The computers were gargantuan, the work laborious.
Much has changed in his more than three decades in the business. The technology is smaller, faster, cheaper; the industry is bigger, meatier and more lucrative than ever.
Oleson founded Reston-based SI International Inc. in 1998, just as the federal information technology sector started to explode, and in seven years the company grew from four employees to nearly 4,000. Along the way, he became one of the most prominent executives in Washington's government contracting industry.
Now the 61-year-old Oleson is handing over the reins to his successor, Brad Antle. Next week he will spend his last five days as SI's chief executive.
Oleson spent his first stint in the industry with Sperry Univac, a predecessor to Unisys Corp., working on computer programs that helped the military detect enemy submarines. When he moved to Computer Sciences Corp. in 1977, the firm's revenue totaled $120 million. When he left nine years later, the company had grown to nearly $1 billion in annual sales.
In 1987, Oleson joined Arlington-based CACI International Inc., and he eventually became president of the firm as it morphed into a technology-focused government contractor. Nine years later he decided to "try retirement."

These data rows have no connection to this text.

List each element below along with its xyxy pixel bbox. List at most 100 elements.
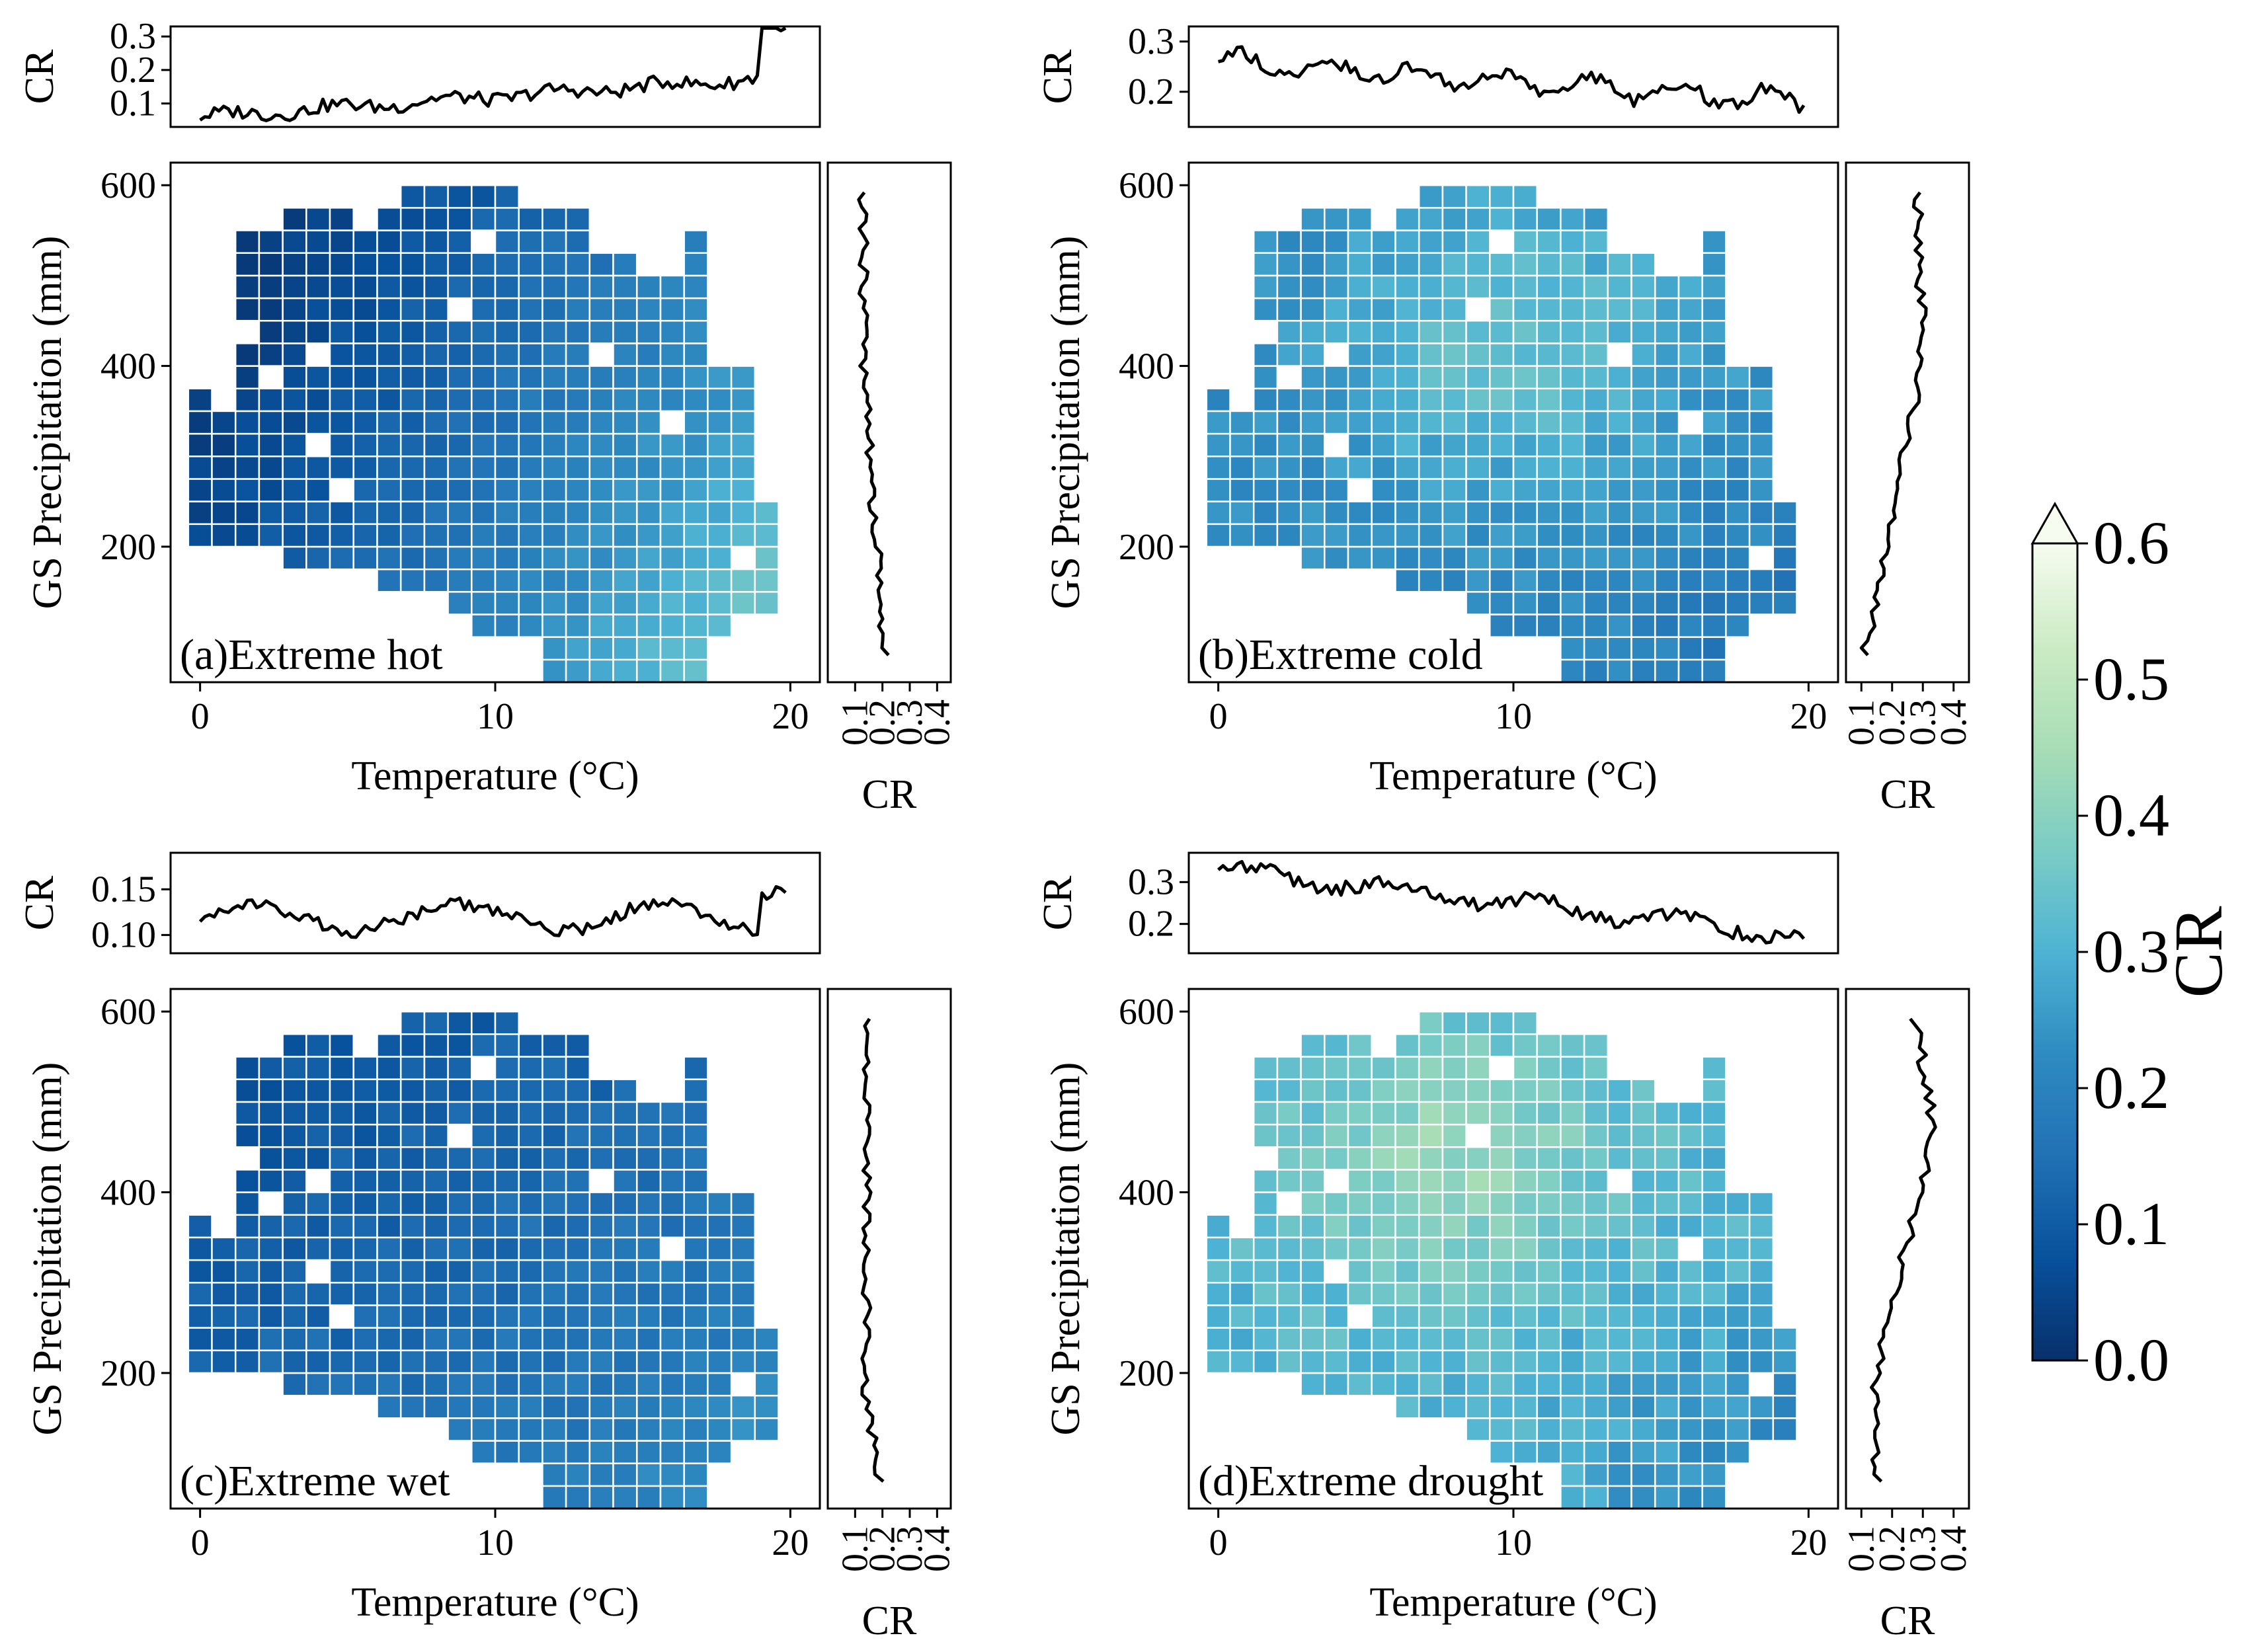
- heatmap-cell: [1677, 1259, 1703, 1284]
- heatmap-cell: [305, 1056, 331, 1080]
- heatmap-cell: [329, 1282, 354, 1306]
- heatmap-cell: [1630, 1146, 1656, 1171]
- heatmap-cell: [659, 1101, 685, 1126]
- heatmap-cell: [1394, 455, 1420, 480]
- heatmap-cell: [471, 1033, 497, 1058]
- heatmap-cell: [447, 1259, 473, 1284]
- heatmap-cell: [1418, 1236, 1444, 1261]
- heatmap-cell: [447, 387, 473, 413]
- heatmap-cell: [399, 207, 426, 231]
- heatmap-cell: [1205, 1236, 1231, 1261]
- heatmap-cell: [282, 455, 307, 480]
- heatmap-cell: [1489, 613, 1515, 638]
- heatmap-cell: [329, 410, 354, 435]
- heatmap-cell: [1394, 1101, 1420, 1126]
- heatmap-cell: [376, 1304, 402, 1329]
- heatmap-cell: [423, 1191, 449, 1216]
- heatmap-cell: [707, 1236, 733, 1261]
- heatmap-cell: [1630, 1327, 1656, 1352]
- heatmap-cell: [1607, 1101, 1632, 1126]
- heatmap-cell: [565, 1349, 591, 1374]
- right-x-tick-label: 0.1: [834, 1526, 875, 1572]
- heatmap-cell: [683, 319, 709, 344]
- heatmap-cell: [1394, 1236, 1420, 1261]
- y-tick-label: 600: [1119, 992, 1174, 1033]
- heatmap-cell: [1489, 568, 1515, 593]
- heatmap-cell: [1583, 410, 1609, 435]
- heatmap-cell: [1677, 387, 1703, 413]
- heatmap-cell: [494, 1417, 520, 1442]
- heatmap-cell: [1489, 1010, 1515, 1035]
- heatmap-cell: [518, 478, 543, 502]
- heatmap-cell: [1371, 500, 1396, 526]
- heatmap-cell: [1347, 1146, 1373, 1171]
- heatmap-cell: [730, 568, 756, 593]
- heatmap-cell: [187, 410, 213, 435]
- heatmap-cell: [1512, 365, 1538, 390]
- heatmap-cell: [471, 523, 497, 548]
- heatmap-cell: [1607, 455, 1632, 480]
- heatmap-cell: [1583, 523, 1609, 548]
- heatmap-cell: [1418, 1010, 1444, 1035]
- heatmap-cell: [1371, 1282, 1396, 1306]
- heatmap-cell: [494, 387, 520, 413]
- heatmap-cell: [1725, 1282, 1751, 1306]
- heatmap-cell: [329, 1123, 354, 1148]
- heatmap-cell: [376, 387, 402, 413]
- heatmap-cell: [1205, 387, 1231, 413]
- heatmap-cell: [1607, 1304, 1632, 1329]
- heatmap-cell: [1229, 410, 1255, 435]
- x-tick-label: 0: [191, 1522, 210, 1563]
- heatmap-cell: [423, 1033, 449, 1058]
- heatmap-cell: [282, 1214, 307, 1239]
- heatmap-cell: [541, 1056, 567, 1080]
- heatmap-cell: [1441, 319, 1467, 344]
- heatmap-cell: [447, 365, 473, 390]
- heatmap-cell: [518, 1214, 543, 1239]
- heatmap-cell: [1701, 1214, 1727, 1239]
- heatmap-cell: [399, 478, 426, 502]
- heatmap-cell: [1418, 1327, 1444, 1352]
- heatmap-cell: [305, 1214, 331, 1239]
- heatmap-cell: [494, 319, 520, 344]
- heatmap-cell: [1465, 1282, 1491, 1306]
- heatmap-cell: [1725, 1372, 1751, 1397]
- heatmap-cell: [1252, 1056, 1279, 1080]
- heatmap-cell: [471, 1101, 497, 1126]
- heatmap-cells-a: [187, 184, 780, 684]
- heatmap-cell: [352, 1282, 378, 1306]
- heatmap-cell: [541, 1214, 567, 1239]
- top-y-tick-label: 0.1: [110, 83, 156, 124]
- heatmap-cell: [1512, 1440, 1538, 1464]
- heatmap-cell: [352, 365, 378, 390]
- heatmap-cell: [1607, 523, 1632, 548]
- heatmap-cell: [588, 545, 614, 570]
- heatmap-cell: [659, 1440, 685, 1464]
- heatmap-cell: [352, 387, 378, 413]
- y-tick-label: 400: [1119, 346, 1174, 387]
- heatmap-cell: [1607, 1417, 1632, 1442]
- heatmap-cell: [447, 1417, 473, 1442]
- heatmap-cell: [518, 1033, 543, 1058]
- right-x-tick-label: 0.3: [889, 1526, 930, 1572]
- heatmap-cell: [1583, 1259, 1609, 1284]
- heatmap-cell: [305, 545, 331, 570]
- heatmap-cell: [471, 1304, 497, 1329]
- heatmap-cell: [1701, 613, 1727, 638]
- heatmap-cell: [1465, 229, 1491, 254]
- heatmap-cell: [1418, 319, 1444, 344]
- heatmap-cell: [636, 319, 662, 344]
- heatmap-cell: [683, 455, 709, 480]
- heatmap-cell: [1701, 1327, 1727, 1352]
- heatmap-cell: [1536, 1214, 1562, 1239]
- heatmap-cell: [1276, 229, 1302, 254]
- heatmap-cell: [1512, 1033, 1538, 1058]
- heatmap-cell: [1324, 1078, 1349, 1103]
- top-axes-frame: [169, 851, 821, 955]
- heatmap-cell: [1701, 252, 1727, 277]
- heatmap-cell: [683, 478, 709, 502]
- heatmap-cell: [1654, 1394, 1680, 1419]
- heatmap-cell: [329, 1101, 354, 1126]
- heatmap-cell: [1536, 1146, 1562, 1171]
- heatmap-cell: [1276, 1123, 1302, 1148]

But the lifestyle change didn't work out, so in 1998, as the Internet frenzy was starting to boil, Oleson decided to start a company doing what he's always done: building computer systems for the government.
"Everybody was asking me why I would do something as complicated as start a federal contractor," Oleson recalled. "But I could not figure out how to make money at a dot-com."

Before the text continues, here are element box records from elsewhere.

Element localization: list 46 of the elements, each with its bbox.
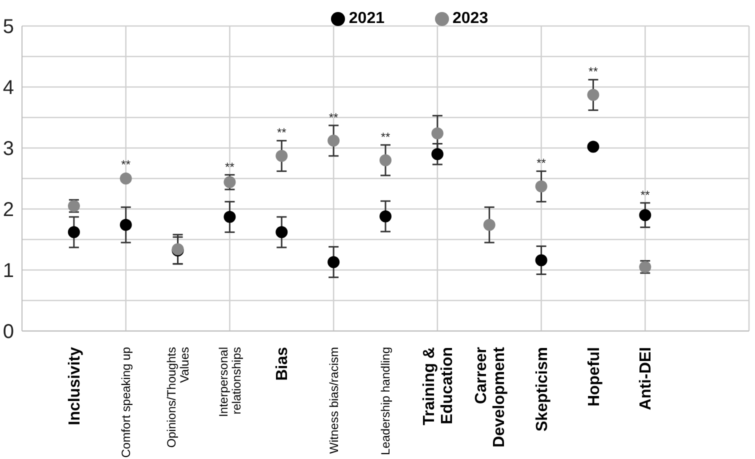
point bbox=[328, 256, 340, 268]
y-tick-label: 3 bbox=[2, 138, 14, 160]
point bbox=[587, 140, 600, 153]
annotation: ** bbox=[225, 160, 235, 174]
point bbox=[380, 210, 392, 222]
legend-label: 2021 bbox=[348, 10, 384, 27]
annotation: ** bbox=[276, 126, 287, 140]
point bbox=[483, 218, 496, 231]
x-tick-label: Leadership handling bbox=[378, 347, 393, 456]
point bbox=[431, 148, 444, 160]
annotation: ** bbox=[588, 64, 598, 79]
x-tick-label: Skepticism bbox=[534, 347, 551, 432]
legend-label: 2023 bbox=[452, 10, 488, 27]
point bbox=[120, 172, 132, 184]
annotation: ** bbox=[640, 188, 650, 202]
point bbox=[224, 210, 236, 223]
y-tick-label: 5 bbox=[2, 16, 14, 38]
x-tick-label: Inclusivity bbox=[66, 346, 84, 426]
point bbox=[120, 218, 132, 231]
x-tick-label: Anti-DEI bbox=[638, 347, 655, 410]
point bbox=[328, 134, 340, 147]
point bbox=[639, 209, 652, 222]
x-tick-label: Comfort speaking up bbox=[119, 346, 134, 458]
point bbox=[535, 254, 548, 266]
annotation: ** bbox=[328, 110, 339, 124]
point bbox=[276, 226, 288, 238]
x-tick-label: Interpersonal relationships bbox=[216, 347, 244, 418]
point bbox=[68, 226, 80, 238]
y-tick-label: 4 bbox=[2, 77, 14, 100]
annotation: ** bbox=[380, 130, 390, 144]
annotation: ** bbox=[536, 156, 546, 170]
point bbox=[276, 150, 288, 162]
point bbox=[587, 88, 600, 101]
x-tick-label: Hopeful bbox=[586, 347, 603, 407]
y-tick-label: 0 bbox=[2, 321, 14, 344]
point bbox=[535, 180, 548, 192]
x-tick-label: Opinions/Thoughts Values bbox=[164, 347, 192, 448]
x-tick-label: Training & Education bbox=[421, 346, 456, 426]
point bbox=[380, 154, 392, 166]
annotation: ** bbox=[121, 158, 131, 172]
x-tick-label: Witness bias/racism bbox=[326, 346, 341, 454]
x-tick-label: Bias bbox=[274, 346, 292, 381]
x-tick-label: Carreer Development bbox=[473, 346, 508, 448]
point bbox=[431, 127, 444, 140]
y-tick-label: 2 bbox=[2, 199, 14, 222]
y-tick-label: 1 bbox=[2, 260, 14, 282]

Building SI, the way he tells it, wasn't all that complicated. He recruited Walter J. Culver, a colleague from both CACI and CSC, and landed a $31 million investment from Chicago-based Frontenac Co. to launch the firm.

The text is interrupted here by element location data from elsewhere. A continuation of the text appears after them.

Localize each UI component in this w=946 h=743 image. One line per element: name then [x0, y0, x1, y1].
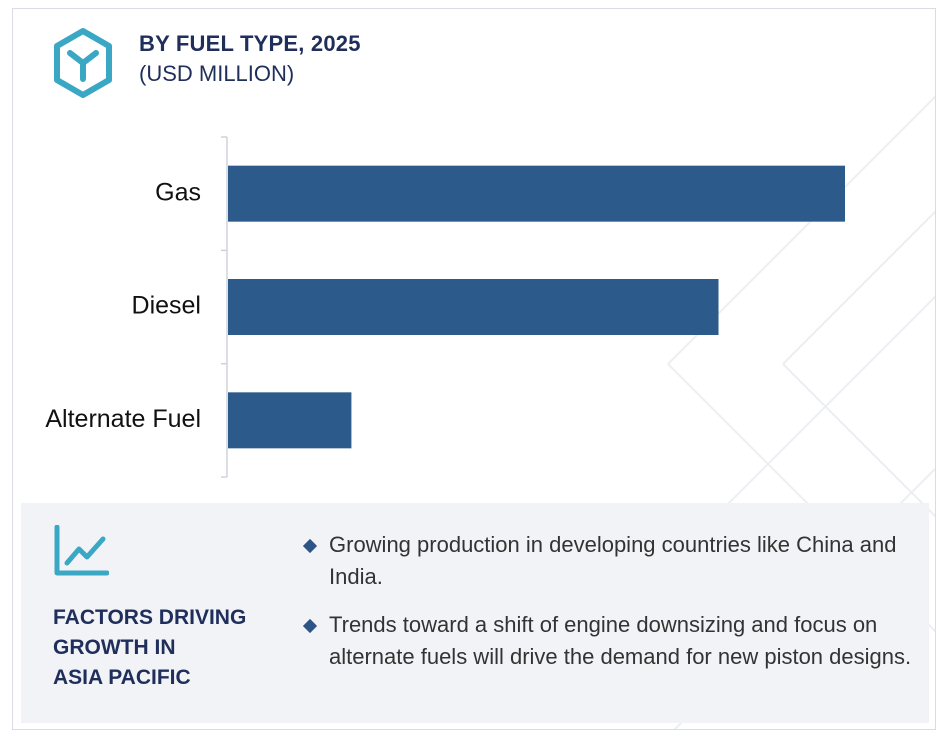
diamond-bullet-icon [302, 538, 318, 554]
bar-chart: Gas Diesel Alternate Fuel [45, 136, 845, 478]
bullet-text: Growing production in developing countri… [329, 532, 897, 589]
category-label: Gas [155, 178, 201, 206]
trend-line-chart-icon [54, 525, 109, 576]
factors-panel: FACTORS DRIVING GROWTH IN ASIA PACIFIC G… [21, 503, 929, 723]
factors-heading-line: ASIA PACIFIC [53, 666, 191, 689]
bullet-item: Trends toward a shift of engine downsizi… [299, 609, 914, 673]
chart-title: BY FUEL TYPE, 2025 [139, 31, 361, 56]
category-label: Alternate Fuel [45, 405, 201, 433]
factors-bullet-list: Growing production in developing countri… [299, 529, 914, 689]
chart-subtitle: (USD MILLION) [139, 61, 295, 86]
hexagon-y-logo-icon [54, 28, 112, 98]
factors-heading-line: FACTORS DRIVING [53, 606, 247, 629]
factors-heading-line: GROWTH IN [53, 636, 176, 659]
bar-alternate-fuel [228, 392, 352, 449]
diamond-bullet-icon [302, 618, 318, 634]
factors-heading: FACTORS DRIVING GROWTH IN ASIA PACIFIC [53, 603, 273, 693]
bar-diesel [228, 279, 719, 335]
bar-gas [228, 165, 845, 222]
infographic-card: BY FUEL TYPE, 2025 (USD MILLION) Gas Dies… [12, 8, 936, 730]
category-label: Diesel [132, 292, 201, 320]
bullet-text: Trends toward a shift of engine downsizi… [329, 612, 912, 669]
bullet-item: Growing production in developing countri… [299, 529, 914, 593]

The next four years saw four acquisitions -- all companies that came ready-made with rosters of high-tech engineers and existing relationships with government clients -- and in 2002 SI raised $75 million through an initial public offering. The company's three subsequent acquisitions pushed its head count to 3,800, and the firm expects to post at least $390 million in revenue for fiscal 2005.
"It's not much fun to take a $20 million company and make it a $22 million company," Oleson said. "Now, taking a $20 million company and turning it into a $300 million company -- that's interesting."
The torch-passing at SI has sparked speculation that the company may be prepping itself for an acquisition by a larger contractor, and Antle, who joined the firm in 1999, admits the firm regularly gets nibbles from potential buyers. He insists, though, that SI's focus is still on growth and that it has its eye on a few possible purchases of its own.
As for Oleson, who "failed at retirement" the first time around, he'll remain on as chairman of the board. He does, however, plan to cut back to "40 to 50 hours a week."
Finals of the University of Maryland's latest business plan competition take place Sept. 23, and a few local entrepreneurs -- such as Tien Wong, of Opus 8, John LaPides, of Snow Valley Inc., and Dan Goodman, chief executive of Zernike USA Inc. -- will be among the judges. The hitch? The competition is in China and is limited to businesses based in that country.
"This is a way to create brand recognition for the Smith School [of Business] in China," said Asher Epstein, managing director of the school's Dingman Center for Entrepreneurship, which is sponsoring the competition.
More than 50 companies, ranging from biotech firms to start-ups developing new water purification technology, are competing for the $25,000 top prize.
The university already has executive MBA programs set up in Beijing and Shanghai but is exploring the potential for even more growth in the world's most populous country.
We recognize "that China is going to be one of the significant economic powers of the 21st century -- we want to make sure that we are positioned to be one of the [education] providers in that market."
"As a former member of the Department of Homeland Security, I wanted to enhance the federal role. As a potential governor of Arkansas, I want to enhance the state role," Asa Hutchinson, former undersecretary of DHS, said jokingly of his view on the division of responsibility between state and national governments in times of crisis. About 80 people showed up at the Northern Virginia Technology Council event yesterday morning to hear Hutchinson's assessment of the agency.